Pandemia e disabilità
di Lisa Noja
Oggi è la Giornata internazionale delle persone con disabilità. Una data che dovrebbe indurre tutti non tanto a “celebrare” una ricorrenza ma a una vera e propria mobilitazione collettiva in un anno difficilissimo per le persone con disabilità.
Per molte persone con disabilità, infatti, la pandemia non solo rappresenta un rischio per la salute molto grave ma comporta sacrifici quotidiani spesso enormemente più significativi di quelli sofferti dagli altri.
E così, se la chiusura della scuola in presenza ha impoverito la formazione educativa di tutti gli alunni e le alunne del nostro Paese, per i bambini e le bambine con disabilità ha spesso significato la perdita totale di ogni contatto con la propria classe e l’interruzione di percorsi di inclusione costati anni di sforzi e impegno.
Se il lockdown è costato tanta fatica agli italiani, per tanti cittadini con disabilità ha spesso coinciso con la sospensione di servizi essenziali per lo svolgimento persino di attività quotidiane di base – lavarsi, vestirsi, mangiare – ovvero per assicurare livelli minimi di benessere fisico e psichico.
Se restare chiusi in casa ha tolto serenità a tutti, e ai giovani in primis, per i ragazzi e le ragazze con disturbo dello spettro autistico o con disabilità intellettive, per i quali è essenziale trascorrere tempo in spazi ampi e svolgere attività fisica, quei mesi di isolamento hanno voluto dire vivere giorni di insopportabile prigionia insieme alle proprie famiglie, spesso lasciate a gestire questa angoscia in totale solitudine.
Se ognuno ha visto la propria socialità messa a dura prova dalle misure di contenimento del virus, tantissime persone con disabilità si trovano a vivere, da mesi, una vera e propria segregazione, in casa o in RSA, private di qualsiasi possibilità di contatto con i propri affetti.
Ed elevatissimo potrebbe essere anche il prezzo pagato proprio dalle persone con disabilità alla crisi economica, con il pericolo concreto di essere i primi a uscire dal mondo del lavoro, nel caso in cui vi siano entrati, ovvero di esserne preclusi definitivamente.

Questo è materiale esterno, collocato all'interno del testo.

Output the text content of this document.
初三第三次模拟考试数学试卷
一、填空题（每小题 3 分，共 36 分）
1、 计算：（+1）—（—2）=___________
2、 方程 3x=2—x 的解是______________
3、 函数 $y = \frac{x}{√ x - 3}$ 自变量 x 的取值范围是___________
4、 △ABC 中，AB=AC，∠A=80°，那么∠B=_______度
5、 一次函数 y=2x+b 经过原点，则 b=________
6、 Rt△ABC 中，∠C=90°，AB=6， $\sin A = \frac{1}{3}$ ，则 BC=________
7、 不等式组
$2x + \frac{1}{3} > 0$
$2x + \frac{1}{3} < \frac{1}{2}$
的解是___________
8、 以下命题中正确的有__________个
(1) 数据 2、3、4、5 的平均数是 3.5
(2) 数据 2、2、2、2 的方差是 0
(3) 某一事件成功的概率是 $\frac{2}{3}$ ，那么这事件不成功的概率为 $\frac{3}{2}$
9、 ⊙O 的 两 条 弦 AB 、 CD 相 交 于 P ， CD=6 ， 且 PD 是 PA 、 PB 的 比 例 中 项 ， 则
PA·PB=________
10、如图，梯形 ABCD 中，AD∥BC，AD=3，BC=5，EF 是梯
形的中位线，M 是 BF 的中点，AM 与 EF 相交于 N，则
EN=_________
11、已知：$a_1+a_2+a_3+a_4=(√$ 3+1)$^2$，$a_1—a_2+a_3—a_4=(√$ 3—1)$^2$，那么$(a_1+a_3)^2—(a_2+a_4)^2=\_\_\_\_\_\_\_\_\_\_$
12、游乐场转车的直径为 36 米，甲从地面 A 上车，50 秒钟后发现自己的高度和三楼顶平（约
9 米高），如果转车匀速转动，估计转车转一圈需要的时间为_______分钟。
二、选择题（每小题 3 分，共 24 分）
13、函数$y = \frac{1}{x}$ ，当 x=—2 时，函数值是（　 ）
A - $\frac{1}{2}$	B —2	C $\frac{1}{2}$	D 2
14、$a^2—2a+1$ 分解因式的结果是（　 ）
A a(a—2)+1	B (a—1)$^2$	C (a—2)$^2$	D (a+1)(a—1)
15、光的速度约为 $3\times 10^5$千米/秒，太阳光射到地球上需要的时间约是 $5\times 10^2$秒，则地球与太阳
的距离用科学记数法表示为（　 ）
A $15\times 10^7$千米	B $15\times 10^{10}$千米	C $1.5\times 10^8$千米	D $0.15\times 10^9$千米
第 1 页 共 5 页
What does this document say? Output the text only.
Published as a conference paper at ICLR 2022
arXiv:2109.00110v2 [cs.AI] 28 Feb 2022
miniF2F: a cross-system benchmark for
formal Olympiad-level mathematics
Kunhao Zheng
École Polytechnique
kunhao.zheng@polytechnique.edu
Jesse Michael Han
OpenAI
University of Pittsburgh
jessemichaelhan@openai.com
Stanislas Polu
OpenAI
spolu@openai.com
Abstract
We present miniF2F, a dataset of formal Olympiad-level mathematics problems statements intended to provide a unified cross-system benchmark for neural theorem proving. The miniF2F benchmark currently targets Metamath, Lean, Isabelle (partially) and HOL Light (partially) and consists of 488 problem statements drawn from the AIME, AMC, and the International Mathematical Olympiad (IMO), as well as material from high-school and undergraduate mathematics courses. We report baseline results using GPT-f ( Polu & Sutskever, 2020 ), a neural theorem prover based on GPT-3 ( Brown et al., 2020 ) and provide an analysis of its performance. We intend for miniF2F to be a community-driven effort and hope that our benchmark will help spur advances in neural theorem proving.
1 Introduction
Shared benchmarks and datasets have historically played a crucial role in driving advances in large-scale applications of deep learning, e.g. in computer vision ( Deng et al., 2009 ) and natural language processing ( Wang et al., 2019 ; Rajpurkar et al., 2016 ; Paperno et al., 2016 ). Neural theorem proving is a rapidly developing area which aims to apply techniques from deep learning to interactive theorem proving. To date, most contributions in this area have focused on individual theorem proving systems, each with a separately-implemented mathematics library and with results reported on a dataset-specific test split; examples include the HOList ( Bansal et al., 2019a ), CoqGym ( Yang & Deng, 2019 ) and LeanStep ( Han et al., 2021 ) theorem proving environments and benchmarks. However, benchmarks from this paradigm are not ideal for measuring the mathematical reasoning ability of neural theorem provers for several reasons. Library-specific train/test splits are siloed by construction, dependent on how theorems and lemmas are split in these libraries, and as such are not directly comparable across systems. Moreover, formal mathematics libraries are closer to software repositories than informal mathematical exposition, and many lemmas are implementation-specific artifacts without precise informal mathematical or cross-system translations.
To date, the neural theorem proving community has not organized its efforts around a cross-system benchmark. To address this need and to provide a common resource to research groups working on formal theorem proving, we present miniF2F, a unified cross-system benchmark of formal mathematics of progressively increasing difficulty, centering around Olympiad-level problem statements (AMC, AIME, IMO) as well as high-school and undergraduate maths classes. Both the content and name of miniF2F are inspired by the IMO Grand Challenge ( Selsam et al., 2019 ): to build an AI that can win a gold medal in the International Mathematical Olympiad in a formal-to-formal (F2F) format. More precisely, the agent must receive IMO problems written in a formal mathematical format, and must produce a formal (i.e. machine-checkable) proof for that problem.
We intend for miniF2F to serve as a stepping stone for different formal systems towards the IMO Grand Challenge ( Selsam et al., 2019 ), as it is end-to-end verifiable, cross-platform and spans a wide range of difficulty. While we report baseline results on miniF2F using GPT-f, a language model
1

La pandemia, dunque, ha prostrato la vita delle persone con disabilità con una violenza senza precedenti. Questo impatto terribile, però, non è solo legato a tutte le carenze strutturali, ai nodi mai sciolti del nostro welfare, conosciuti da anni ma emersi ora in tutta la loro gravità.
C’è un pericolo più profondo che il Covid-19 sembra poter portare con sé. E’ un pericolo che sta nella narrazione insensibile sulla mortalità da Covid-19 che ha ripetutamente indugiato in espressioni come “muoiono solo i fragili”, “non sono morti da Covid ma con il Covid”, “sono morti perché erano già malati”, quasi che ci fossero vite un po’ meno degne di altre. Sta nella spregiudicatezza con cui si è parlato di persone “non indispensabili allo sforzo produttivo del Paese”. Sta nella disinvoltura con cui si è fatta avanti in più occasioni la proposta di lockdown selettivi per la popolazione più fragile, per consentire agli “altri” la ripresa di una vita normale, come se potesse esistere una normalità umana fondata sulla segregazione a tempo indeterminato di un parte della popolazione.
Mai come quest’anno le persone con disabilità troppo spesso si sono sentite neglette, trattate come un mondo a parte, con meno bisogni esistenziali, con meno desideri, con meno aspirazioni.
La negazione silenziosa e costante dei diritti fondamentali delle persone con disabilità, divenuta così grave e diffusa durante la pandemia, non è un fatto che deve preoccupare solo alcuni. Riguarda tutti, perché difendere con le unghie e con i denti le conquiste costate anni di battaglie civili per i diritti delle persone con disabilità, che trovano nella Convenzione ONU la loro massima espressione, vuol dire assicurare il progresso ed evitare il regresso della vita democratica del nostro paese.
In Italia, il raggiungimento di molte di quelle conquiste è iniziato proprio nei vent’anni seguiti alla fine della Seconda Guerra Mondiale e alla caduta dell’orrore nazifascista, quando il nostro paese poteva apparire più debole e, invece, si è scoperto più forte e più giusto.
Come allora, oggi più che mai occorre la consapevolezza che nessuna ricostruzione economica sarà possibile nell’era post Covid se non porterà con sé anche la riconferma di un patto di solidarietà umana che includa tutti e che si fondi su quel principio di uguaglianza sostanziale che i nostri padri costituenti scrissero con tanta lungimiranza nel secondo comma dell’art. 3 della Costituzione italiana.
Questo dovrebbe essere il 3 dicembre nell’anno della pandemia.